Asumsi dasar yang harus digunakan adalah bahwa setiap orang adalah orang baik dan ingin berbuat baik serta tidak mau berbuat curang. Saat ada kejahatan, maka dia melakukan hal tersebut karena keadaan yang memaksakan. Pilihan yang ia buat itulah yang diganjar oleh hukuman. Maka ganjaran tidak serta merta menyelesaikan permasalahan korupsi.

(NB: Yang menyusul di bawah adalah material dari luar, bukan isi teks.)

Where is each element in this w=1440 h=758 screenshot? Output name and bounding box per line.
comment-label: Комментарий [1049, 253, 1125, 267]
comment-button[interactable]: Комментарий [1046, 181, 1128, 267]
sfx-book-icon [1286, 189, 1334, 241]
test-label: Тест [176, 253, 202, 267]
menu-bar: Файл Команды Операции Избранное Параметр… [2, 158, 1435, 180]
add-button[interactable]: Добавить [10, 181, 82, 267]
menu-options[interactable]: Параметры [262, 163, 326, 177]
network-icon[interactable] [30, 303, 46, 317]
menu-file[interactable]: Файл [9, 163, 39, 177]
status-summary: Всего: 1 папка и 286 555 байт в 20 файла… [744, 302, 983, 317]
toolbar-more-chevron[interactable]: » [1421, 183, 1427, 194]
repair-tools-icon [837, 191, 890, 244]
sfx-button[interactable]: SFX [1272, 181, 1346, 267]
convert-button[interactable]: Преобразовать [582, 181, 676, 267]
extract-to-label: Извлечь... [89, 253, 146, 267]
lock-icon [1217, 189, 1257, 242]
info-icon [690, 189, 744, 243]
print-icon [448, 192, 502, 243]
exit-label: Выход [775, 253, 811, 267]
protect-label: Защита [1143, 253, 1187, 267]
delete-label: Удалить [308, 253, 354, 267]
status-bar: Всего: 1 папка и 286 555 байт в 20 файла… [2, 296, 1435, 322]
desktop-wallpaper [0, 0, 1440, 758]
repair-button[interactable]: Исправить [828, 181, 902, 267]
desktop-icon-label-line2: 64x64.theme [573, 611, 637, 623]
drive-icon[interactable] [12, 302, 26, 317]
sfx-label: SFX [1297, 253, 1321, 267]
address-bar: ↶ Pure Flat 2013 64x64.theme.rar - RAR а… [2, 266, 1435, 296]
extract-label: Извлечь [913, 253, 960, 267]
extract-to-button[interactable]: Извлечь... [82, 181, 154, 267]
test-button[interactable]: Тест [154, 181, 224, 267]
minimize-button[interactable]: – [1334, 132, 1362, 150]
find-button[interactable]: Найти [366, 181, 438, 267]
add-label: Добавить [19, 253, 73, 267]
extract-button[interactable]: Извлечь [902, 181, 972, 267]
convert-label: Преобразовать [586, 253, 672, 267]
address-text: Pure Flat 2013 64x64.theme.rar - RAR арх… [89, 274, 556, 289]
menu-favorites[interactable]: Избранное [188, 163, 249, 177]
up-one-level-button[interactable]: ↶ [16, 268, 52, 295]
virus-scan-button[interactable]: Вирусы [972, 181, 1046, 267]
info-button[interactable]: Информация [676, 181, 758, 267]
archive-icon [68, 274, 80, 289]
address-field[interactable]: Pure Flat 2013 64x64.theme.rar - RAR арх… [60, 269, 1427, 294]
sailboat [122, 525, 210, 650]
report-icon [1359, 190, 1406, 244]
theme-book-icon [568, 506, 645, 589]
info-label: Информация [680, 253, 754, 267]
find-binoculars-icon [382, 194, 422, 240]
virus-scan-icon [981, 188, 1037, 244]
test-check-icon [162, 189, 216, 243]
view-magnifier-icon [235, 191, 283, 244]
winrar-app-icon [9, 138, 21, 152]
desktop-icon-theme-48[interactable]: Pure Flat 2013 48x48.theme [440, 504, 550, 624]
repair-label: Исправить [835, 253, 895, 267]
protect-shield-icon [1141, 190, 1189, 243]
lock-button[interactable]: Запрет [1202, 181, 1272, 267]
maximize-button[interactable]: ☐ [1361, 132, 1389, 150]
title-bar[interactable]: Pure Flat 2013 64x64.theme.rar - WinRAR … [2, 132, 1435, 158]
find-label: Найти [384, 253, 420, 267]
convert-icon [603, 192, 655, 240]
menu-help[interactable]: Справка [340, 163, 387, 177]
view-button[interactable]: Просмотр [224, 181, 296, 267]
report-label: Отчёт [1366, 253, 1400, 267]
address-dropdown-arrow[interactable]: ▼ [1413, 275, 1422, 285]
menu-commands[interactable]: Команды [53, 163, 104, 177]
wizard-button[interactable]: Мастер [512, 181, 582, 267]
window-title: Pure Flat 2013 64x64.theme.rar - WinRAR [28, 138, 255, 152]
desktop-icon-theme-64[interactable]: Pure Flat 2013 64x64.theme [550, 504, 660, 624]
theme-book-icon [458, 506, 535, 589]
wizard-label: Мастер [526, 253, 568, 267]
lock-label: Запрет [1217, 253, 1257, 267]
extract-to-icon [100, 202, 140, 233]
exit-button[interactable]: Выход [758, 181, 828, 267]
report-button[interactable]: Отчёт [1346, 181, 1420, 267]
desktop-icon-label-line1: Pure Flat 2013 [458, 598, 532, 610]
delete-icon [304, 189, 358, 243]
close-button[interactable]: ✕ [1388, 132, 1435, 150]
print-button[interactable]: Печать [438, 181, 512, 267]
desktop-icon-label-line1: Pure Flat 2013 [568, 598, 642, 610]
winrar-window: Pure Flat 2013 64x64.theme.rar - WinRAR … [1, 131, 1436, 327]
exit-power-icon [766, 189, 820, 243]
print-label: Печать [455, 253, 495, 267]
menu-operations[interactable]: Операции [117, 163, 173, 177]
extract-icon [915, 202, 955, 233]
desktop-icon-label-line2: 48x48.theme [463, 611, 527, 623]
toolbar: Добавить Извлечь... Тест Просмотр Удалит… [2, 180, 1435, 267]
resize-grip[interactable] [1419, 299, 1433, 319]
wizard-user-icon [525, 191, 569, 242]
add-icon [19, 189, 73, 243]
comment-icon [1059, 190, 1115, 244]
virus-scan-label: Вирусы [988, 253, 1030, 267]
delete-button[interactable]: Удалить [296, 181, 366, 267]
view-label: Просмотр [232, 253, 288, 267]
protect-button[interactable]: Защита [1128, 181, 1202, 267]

Dalam suatu kelas terjadi pencontekan, ternyata karena soal ujian terlalu sulit, bahkan salah soal, serta pengawas kurang tegas dalam mengawas jalannya ujian. Menyelesaikan isu korupsi dan pencontekan tidak cukup dengan mengganjar dan menghukum ribuan orang sekalipun. Menyelesaikan korupsi dapat dikaji mulai dari evaluasi lingkungan kerja, melihat mungkin tidaknya terjadi korupsi, kemudian memperbaiki sistem sehingga orang tidak mungkin korupsi. Salah satunya sebagaimana yang sudah disebutkan di atas, mendistribusikan kelambu lewat pasar rakyat bukan oleh klink pemerintah. Warna penecegahan korupsi perlu kita kuatkan di era kini.


Di momen peringatan hari anti korupsi Sedunia, 9 Desember 2014, mari kita berdoa dan berusaha agar rakyat Indonesia kian bijak menyikapi Korupsi; menghindarinya, malaporkannya, dan mencegahnya.